Der Gärtner und die Tiere Wer glaubt, dem Denken seien Grenzen gesetzt, sollte einmal Kinder nach der Ordnung der Tierwelt befragen, empfiehlt Jakob Augstein
Ausgabe 20/2019
Kriechend, eindeutig kriechend. Kriechend wie ein Maulwurf
Kriechend, eindeutig kriechend. Kriechend wie ein Maulwurf

Foto: Imago Images

Mein Garten gehört den Tieren viel mehr als mir selbst. Sie sind meistens unsichtbar, aber immer gegenwärtig. Da ist der Lärm in der Nacht, wenn es sonst still ist: die entfernten Schreie der Pfauen, das Glucksen der Frösche, die Kadenzen der Singvögel. Da sind die Löcher im Rasen vom Dachs, die umgelegten Erlen am Ufer, die der Biber gefällt hat. Federn von einem Kampf.

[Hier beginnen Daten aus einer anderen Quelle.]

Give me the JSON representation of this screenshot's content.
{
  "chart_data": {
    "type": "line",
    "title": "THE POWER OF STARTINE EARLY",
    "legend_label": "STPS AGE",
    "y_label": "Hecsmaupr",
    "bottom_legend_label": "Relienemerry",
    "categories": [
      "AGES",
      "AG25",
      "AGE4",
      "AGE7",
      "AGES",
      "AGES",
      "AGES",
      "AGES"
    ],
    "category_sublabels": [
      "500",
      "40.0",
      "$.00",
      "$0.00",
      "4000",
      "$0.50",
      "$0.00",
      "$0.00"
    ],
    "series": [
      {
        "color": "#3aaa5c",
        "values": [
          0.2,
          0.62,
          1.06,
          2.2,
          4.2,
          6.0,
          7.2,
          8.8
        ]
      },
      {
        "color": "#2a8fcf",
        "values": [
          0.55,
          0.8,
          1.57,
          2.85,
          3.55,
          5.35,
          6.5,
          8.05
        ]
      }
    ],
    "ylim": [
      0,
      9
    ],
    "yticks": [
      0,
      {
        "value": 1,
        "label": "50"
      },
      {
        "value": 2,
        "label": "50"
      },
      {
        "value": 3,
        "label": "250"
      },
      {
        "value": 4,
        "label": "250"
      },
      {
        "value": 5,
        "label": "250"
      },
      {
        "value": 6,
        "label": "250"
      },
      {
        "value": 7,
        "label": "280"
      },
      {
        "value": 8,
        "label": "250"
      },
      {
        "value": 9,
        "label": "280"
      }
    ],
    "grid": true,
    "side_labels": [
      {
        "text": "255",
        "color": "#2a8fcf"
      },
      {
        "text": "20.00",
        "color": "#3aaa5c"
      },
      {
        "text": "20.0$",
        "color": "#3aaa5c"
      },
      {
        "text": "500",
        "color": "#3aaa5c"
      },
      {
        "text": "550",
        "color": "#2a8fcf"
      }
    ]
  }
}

Das ist alles naturgemäß ein großes Durcheinander, und bei den Tieren gilt erst recht, was bei den Pflanzen galt: Es braucht eine Ordnung. Aber welche? Nehmen wir mal Foucault und seine Ordnung der Dinge. Es beginnt mit einer Vorrede: „Dieses Buch hat seine Entstehung einem Text von Borges zu verdanken. Dem Lachen, das bei seiner Lektüre alle Vertrautheiten unseres Denkens aufrüttelt ... und unsere tausendjährige Handhabung des Gleichen und des Anderen ... in Unruhe versetzt.“ Darin geht es um „eine gewisse chinesische Enzyklopädie“, in der es heißt, dass „die Tiere sich wie folgt gruppieren: a) Tiere, die dem Kaiser gehören, b) einbalsamierte Tiere, c) gezähmte, d) Milchschweine, e) Sirenen, f) Fabeltiere, g) herrenlose Hunde, h) in diese Gruppierung gehörende, i) die sich wie Tolle gebärden, j) die mit einem ganz feinen Pinsel aus Kamelhaar gezeichnet sind, k) und so weiter, l) die den Wasserkrug zerbrochen haben, m) die von Weitem wie Fliegen aussehen“. Du Même et de l’Autre ... Beim Erstaunen über diese exotische Taxonomie erreiche man mit einem Sprung die „Grenze unseres Denkens: die schiere Unmöglichkeit, das zu denken“.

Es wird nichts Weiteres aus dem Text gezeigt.